O presidente da Sociedade Brasileira de Pediatria (SBP), Dioclécio Campos Junior, coordenador da campanha "Seis meses é melhor", sustenta que o apoio do Estado à ampliação da licença-maternidade é um investimento, não um gasto. Para ele, as declarações de Bento XVI poderão contagiar empresas, prefeituras e governos. Desde o começo da campanha, em 2005, 43 prefeituras e dois governos estaduais aderiram à ampliação do tempo de licença:

- A declaração dele é muito bem fundamentada. É nos primeiros seis meses que o cérebro cresce com mais velocidade: com nutrição adequada, e também pela interação afetiva do novo ser com a mãe, com o pai, com a família.
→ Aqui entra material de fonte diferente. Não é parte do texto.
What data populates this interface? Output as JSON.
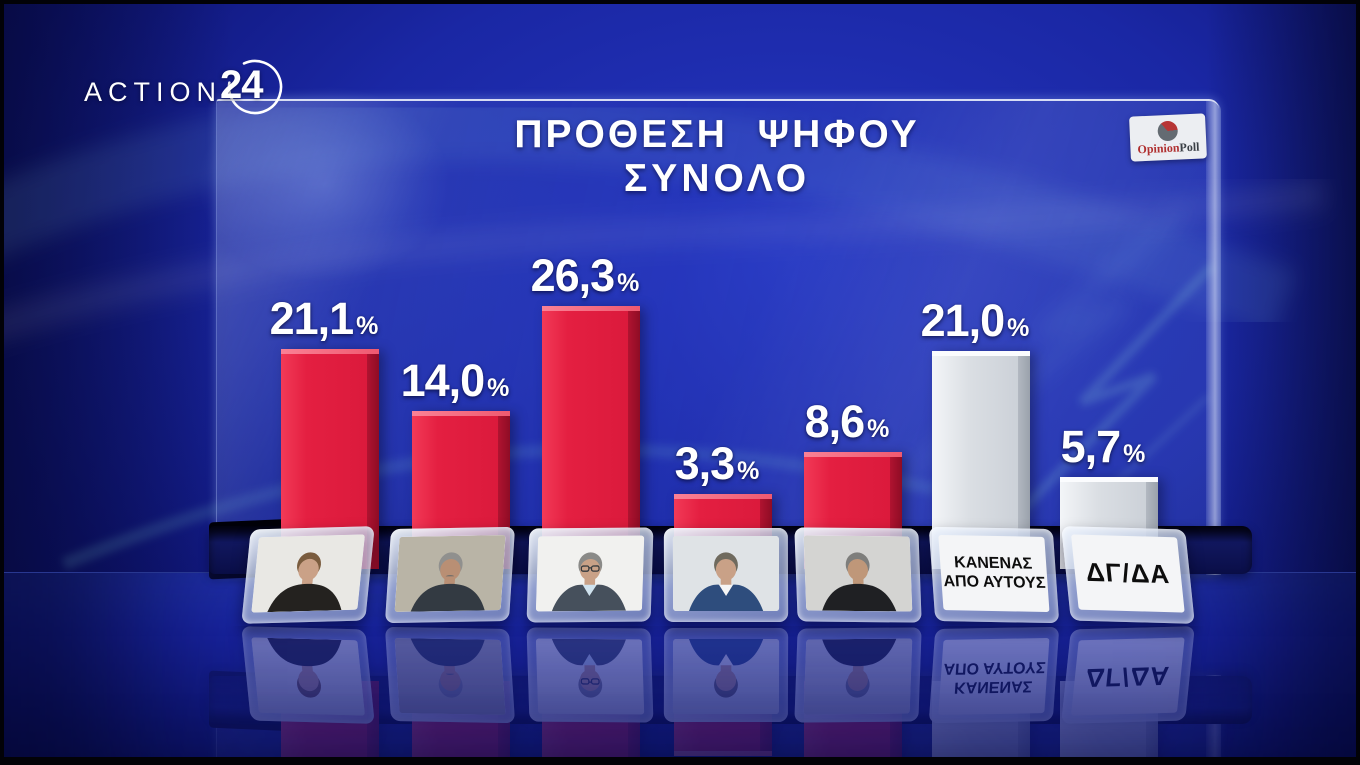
{
  "logo": {
    "action": "ACTION",
    "number": "24"
  },
  "header": {
    "title_line1": "ΠΡΟΘΕΣΗ ΨΗΦΟΥ",
    "title_line2": "ΣΥΝΟΛΟ"
  },
  "badge": {
    "opinion": "Opinion",
    "poll": "Poll"
  },
  "chart_data": {
    "type": "bar",
    "title": "ΠΡΟΘΕΣΗ ΨΗΦΟΥ — ΣΥΝΟΛΟ",
    "unit": "%",
    "decimal_separator": ",",
    "categories": [
      "candidate-1",
      "candidate-2",
      "candidate-3",
      "candidate-4",
      "candidate-5",
      "ΚΑΝΕΝΑΣ ΑΠΟ ΑΥΤΟΥΣ",
      "ΔΓ/ΔΑ"
    ],
    "values": [
      21.1,
      14.0,
      26.3,
      3.3,
      8.6,
      21.0,
      5.7
    ],
    "display_labels": [
      "21,1",
      "14,0",
      "26,3",
      "3,3",
      "8,6",
      "21,0",
      "5,7"
    ],
    "bar_types": [
      "candidate",
      "candidate",
      "candidate",
      "candidate",
      "candidate",
      "neutral",
      "neutral"
    ],
    "bar_palette": {
      "candidate": "#e41f41",
      "neutral": "#dadee3"
    },
    "legend": "none",
    "axes": "none",
    "source_badge": "OpinionPoll"
  },
  "candidates": [
    {
      "id": "candidate-1",
      "photo": {
        "bg": "#e9e8e4",
        "hair": "#7a5c3e",
        "skin": "#caa187",
        "shirt": "#24221f"
      }
    },
    {
      "id": "candidate-2",
      "photo": {
        "bg": "#b9b4a6",
        "hair": "#90908e",
        "skin": "#b98f74",
        "shirt": "#333a42",
        "mustache": true
      }
    },
    {
      "id": "candidate-3",
      "photo": {
        "bg": "#f1f1ef",
        "hair": "#8a8a88",
        "skin": "#c9a187",
        "shirt": "#46505c",
        "collar": "#cfe2ee",
        "glasses": true
      }
    },
    {
      "id": "candidate-4",
      "photo": {
        "bg": "#dfe3e6",
        "hair": "#6f6a5e",
        "skin": "#c9a187",
        "shirt": "#2e4d7d",
        "collar": "#f5f5f5"
      }
    },
    {
      "id": "candidate-5",
      "photo": {
        "bg": "#d4d4d2",
        "hair": "#7e7e7c",
        "skin": "#bf9779",
        "shirt": "#1f2023"
      }
    }
  ],
  "plates": {
    "text_plates": [
      {
        "lines": [
          "ΚΑΝΕΝΑΣ",
          "ΑΠΟ ΑΥΤΟΥΣ"
        ]
      },
      {
        "lines": [
          "ΔΓ/ΔΑ"
        ]
      }
    ]
  }
}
Integrante da Marcha Mundial das Mulheres, ONG feminista com representação em 68 países, Miriam Nobre critica o peso que o Papa deu às mulheres na agregação das famílias. Para ela, é hora de a sociedade dividir entre homens e mulheres a responsabilidade pela criação dos filhos.

Ela reconhece que existe uma tensão na vida cotidiana das mulheres: elas têm vontade e necessidade de ganhar e gerir o próprio dinheiro e, ao mesmo tempo, continuam responsáveis por cuidar dos filhos e da família:

- O Papa está chamando a atenção para um problema com o qual a sociedade está lidando mal. Mas a solução que ele apresenta é conservadora.

Miriam cita como experiência inovadora a de países da Escandinávia, onde pais e mães dividem as licenças depois do parto, por um período de um ano.

Para a sexóloga Regina Navarro Lins, numa sociedade igualitária, sem machismos, a mulher precisa ter projetos pessoais e profissionais e independência financeira:

- A tarefa de cuidar dos filhos tem que ser dividida com o marido, esteja separado ou não. Quanto à ajuda do Estado, a luta deve ser por mais espaço profissional para as mulheres, salários melhores. Tem que abrir creches, ter política para distribuição de pílula anticoncepcional e de estímulo ao uso de camisinha.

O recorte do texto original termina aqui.